The collections highlight Britain’s role in the spread of golf overseas. The stories they tell go beyond the game itself and are closely tied to British history.

Golf was played informally throughout the British Empire in the 18th century by the military, civil servants and merchants.  Calcutta Golf Club, India, formed in 1829, and by the 1870s clubs could be found from Canada to Australia.

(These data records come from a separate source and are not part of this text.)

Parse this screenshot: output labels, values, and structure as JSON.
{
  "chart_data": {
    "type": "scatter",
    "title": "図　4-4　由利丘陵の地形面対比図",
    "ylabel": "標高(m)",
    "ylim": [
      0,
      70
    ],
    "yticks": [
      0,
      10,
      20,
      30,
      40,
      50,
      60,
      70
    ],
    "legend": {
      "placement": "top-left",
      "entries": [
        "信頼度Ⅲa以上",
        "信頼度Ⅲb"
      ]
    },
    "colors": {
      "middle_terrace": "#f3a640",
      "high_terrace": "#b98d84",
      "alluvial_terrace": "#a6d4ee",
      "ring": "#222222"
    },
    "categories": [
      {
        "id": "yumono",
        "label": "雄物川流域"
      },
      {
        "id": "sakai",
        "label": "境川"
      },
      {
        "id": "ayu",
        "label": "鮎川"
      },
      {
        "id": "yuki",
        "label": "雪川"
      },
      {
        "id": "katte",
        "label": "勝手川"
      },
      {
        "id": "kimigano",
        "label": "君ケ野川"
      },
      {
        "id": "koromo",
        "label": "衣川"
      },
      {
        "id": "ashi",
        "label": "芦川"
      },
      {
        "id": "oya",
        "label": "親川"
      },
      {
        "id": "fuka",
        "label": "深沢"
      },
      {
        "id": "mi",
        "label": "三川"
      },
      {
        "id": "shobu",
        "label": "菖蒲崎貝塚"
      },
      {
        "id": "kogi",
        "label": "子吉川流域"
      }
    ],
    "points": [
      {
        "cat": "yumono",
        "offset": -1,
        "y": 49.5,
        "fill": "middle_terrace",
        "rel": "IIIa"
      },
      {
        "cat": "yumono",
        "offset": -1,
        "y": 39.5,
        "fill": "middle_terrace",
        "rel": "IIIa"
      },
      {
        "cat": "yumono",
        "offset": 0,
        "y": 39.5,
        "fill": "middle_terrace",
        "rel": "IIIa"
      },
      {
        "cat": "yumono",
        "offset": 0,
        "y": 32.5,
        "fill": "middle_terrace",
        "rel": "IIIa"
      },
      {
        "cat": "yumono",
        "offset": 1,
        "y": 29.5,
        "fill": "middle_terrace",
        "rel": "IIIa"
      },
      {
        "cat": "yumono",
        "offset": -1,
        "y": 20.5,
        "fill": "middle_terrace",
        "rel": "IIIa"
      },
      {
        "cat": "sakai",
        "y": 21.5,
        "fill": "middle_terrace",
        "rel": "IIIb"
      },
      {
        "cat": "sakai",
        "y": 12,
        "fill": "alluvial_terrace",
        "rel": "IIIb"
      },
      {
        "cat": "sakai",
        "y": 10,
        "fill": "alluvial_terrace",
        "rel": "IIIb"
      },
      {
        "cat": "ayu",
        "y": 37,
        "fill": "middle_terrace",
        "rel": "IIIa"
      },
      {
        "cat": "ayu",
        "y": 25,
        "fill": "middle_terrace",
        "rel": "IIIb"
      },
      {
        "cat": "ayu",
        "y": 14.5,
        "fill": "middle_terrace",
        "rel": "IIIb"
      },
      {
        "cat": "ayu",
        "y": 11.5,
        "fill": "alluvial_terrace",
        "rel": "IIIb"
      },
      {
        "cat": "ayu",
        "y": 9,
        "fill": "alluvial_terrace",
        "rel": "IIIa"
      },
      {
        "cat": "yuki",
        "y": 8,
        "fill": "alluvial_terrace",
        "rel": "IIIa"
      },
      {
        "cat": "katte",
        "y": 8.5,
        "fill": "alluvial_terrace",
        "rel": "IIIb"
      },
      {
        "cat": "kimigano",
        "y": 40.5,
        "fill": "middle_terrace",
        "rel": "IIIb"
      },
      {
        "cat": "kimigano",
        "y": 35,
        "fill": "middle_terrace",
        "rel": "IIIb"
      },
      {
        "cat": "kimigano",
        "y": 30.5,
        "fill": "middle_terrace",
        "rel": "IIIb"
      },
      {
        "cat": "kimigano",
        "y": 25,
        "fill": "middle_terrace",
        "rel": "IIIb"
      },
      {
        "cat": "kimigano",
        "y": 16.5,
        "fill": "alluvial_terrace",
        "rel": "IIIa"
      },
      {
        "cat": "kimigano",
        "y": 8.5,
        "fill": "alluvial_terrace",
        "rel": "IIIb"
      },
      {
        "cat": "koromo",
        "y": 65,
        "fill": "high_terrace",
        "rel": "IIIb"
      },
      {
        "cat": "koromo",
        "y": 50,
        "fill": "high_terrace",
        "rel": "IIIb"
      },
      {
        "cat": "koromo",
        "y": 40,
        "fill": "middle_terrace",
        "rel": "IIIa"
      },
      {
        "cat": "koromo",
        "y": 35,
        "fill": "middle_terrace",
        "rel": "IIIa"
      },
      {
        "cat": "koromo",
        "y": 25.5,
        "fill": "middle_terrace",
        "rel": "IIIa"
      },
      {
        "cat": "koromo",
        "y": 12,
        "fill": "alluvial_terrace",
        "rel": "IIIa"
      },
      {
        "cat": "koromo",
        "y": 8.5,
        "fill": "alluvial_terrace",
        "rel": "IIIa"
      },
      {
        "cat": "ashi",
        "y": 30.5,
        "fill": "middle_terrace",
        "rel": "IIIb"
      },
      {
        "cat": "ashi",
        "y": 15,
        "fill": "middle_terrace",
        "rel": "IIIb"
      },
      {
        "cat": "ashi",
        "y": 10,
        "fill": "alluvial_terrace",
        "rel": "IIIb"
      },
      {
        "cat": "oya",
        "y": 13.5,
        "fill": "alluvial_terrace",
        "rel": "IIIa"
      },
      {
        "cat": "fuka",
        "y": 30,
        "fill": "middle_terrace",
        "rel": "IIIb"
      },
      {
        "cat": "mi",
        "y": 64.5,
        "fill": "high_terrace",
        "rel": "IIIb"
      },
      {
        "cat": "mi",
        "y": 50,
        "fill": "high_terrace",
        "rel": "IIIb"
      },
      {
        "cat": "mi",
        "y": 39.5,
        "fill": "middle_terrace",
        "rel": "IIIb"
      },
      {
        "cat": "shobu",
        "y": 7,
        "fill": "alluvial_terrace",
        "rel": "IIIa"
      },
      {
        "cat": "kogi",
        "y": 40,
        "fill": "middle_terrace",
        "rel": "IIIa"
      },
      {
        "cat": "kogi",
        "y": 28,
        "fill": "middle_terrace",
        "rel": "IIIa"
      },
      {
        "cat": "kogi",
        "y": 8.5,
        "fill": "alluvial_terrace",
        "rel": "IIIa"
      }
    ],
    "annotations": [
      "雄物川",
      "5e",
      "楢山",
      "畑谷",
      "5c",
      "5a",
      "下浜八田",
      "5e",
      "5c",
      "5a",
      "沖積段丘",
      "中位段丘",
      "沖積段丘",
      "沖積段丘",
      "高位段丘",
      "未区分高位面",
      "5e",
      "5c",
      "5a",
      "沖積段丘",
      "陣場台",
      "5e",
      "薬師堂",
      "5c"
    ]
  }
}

The first continental club was founded at Pau, France, in 1856, a popular resort for the 19th century European aristocracy.  By the 1890s golf was spreading throughout Europe.  In the USA, the earliest club was founded at Yonkers, New York, in 1888.  The United States Golf Association formed in 1894 and the following year the first US Amateur and Open Championships were played.  Golf had become a thriving international game.

In the late 19th century golf boom, many professionals left Britain for posts abroad.  Stories include that of James Herd, cousin of Open Champion Sandy Herd.  After apprenticing in the Auchterlonie workshop in St Andrews, in 1903 he moved to Tasmania and later New Zealand, working as a professional golf instructor.   At the same time, Major General Sir Reginald Wingate, Governor General of the Sudan, presented ornate medals to the Khartoum Golf Club, founded in 1904.

By 1914 around 16 counties were holding amateur championships for men, and 11 held championships for women.  Access to courses and equipment was nevertheless not available to everyone.  A collection of clubs used by caddies in South Africa during the 1920s and 1930s are made from parts of discarded clubs, scrap metal and wood, all cleverly adapted for playing golf.

(1) Khartoum Golf Club monthly medal (2,3,4) Clubs used by caddies in South Africa

Did you know?

When leading amateur Horace Hutchinson was asked for his view on the proposed Ladies Golf Union, he remarked: “[Ladies] …will never go through one championship with credit…constitutionally and physically women are unfitted for golf”. He was soon regretting his words. In 1891 there were 44 ladies clubs and by 1909 there were over 470.